Santos, indicted on 23 counts related to wire fraud, identity theft, and other charges, has not faced conviction but stands accused of misusing campaign funds for opulent purchases. The bipartisan vote, tallying 311 to 114, signaled robust support for expulsion, with a marginally higher number of Republicans opting to retain Santos.
Questions loomed as Speaker Johnson left the chamber, his silence leaving the fate of the ongoing government spending battle uncertain. According to reports from Fox News, Democratic Rep. Steny Hoyer emphasized the non-partisan nature of the decision, asserting that members concluded Santos had tarnished the House’s reputation and was unfit for representation.

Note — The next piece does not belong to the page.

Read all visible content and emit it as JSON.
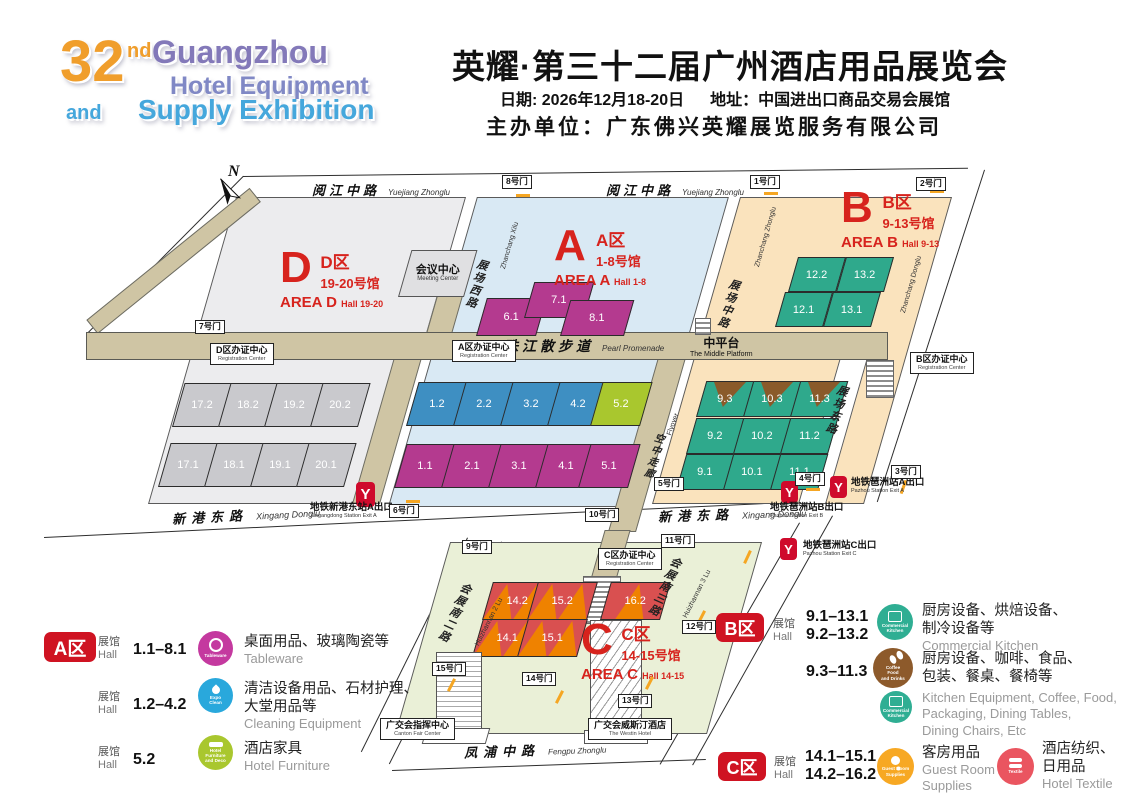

Within the GOP, conflicting opinions emerged, with Rep. Darrell Issa arguing against expulsion, citing the presumption of innocence. The tight-lipped stance of the House Ethics Committee played a pivotal role in the deliberations.
Conversely, members of the New York Republican delegation, led by Rep. Marc Molinaro, asserted Santos’ commission of crimes, justifying expulsion based on a comprehensive investigation.
Santos himself predicted the outcome in an exclusive morning interview on “FOX & Friends.” This vote not only underlines the House’s rare use of expulsion powers but also sets a critical precedent in handling members facing severe legal challenges.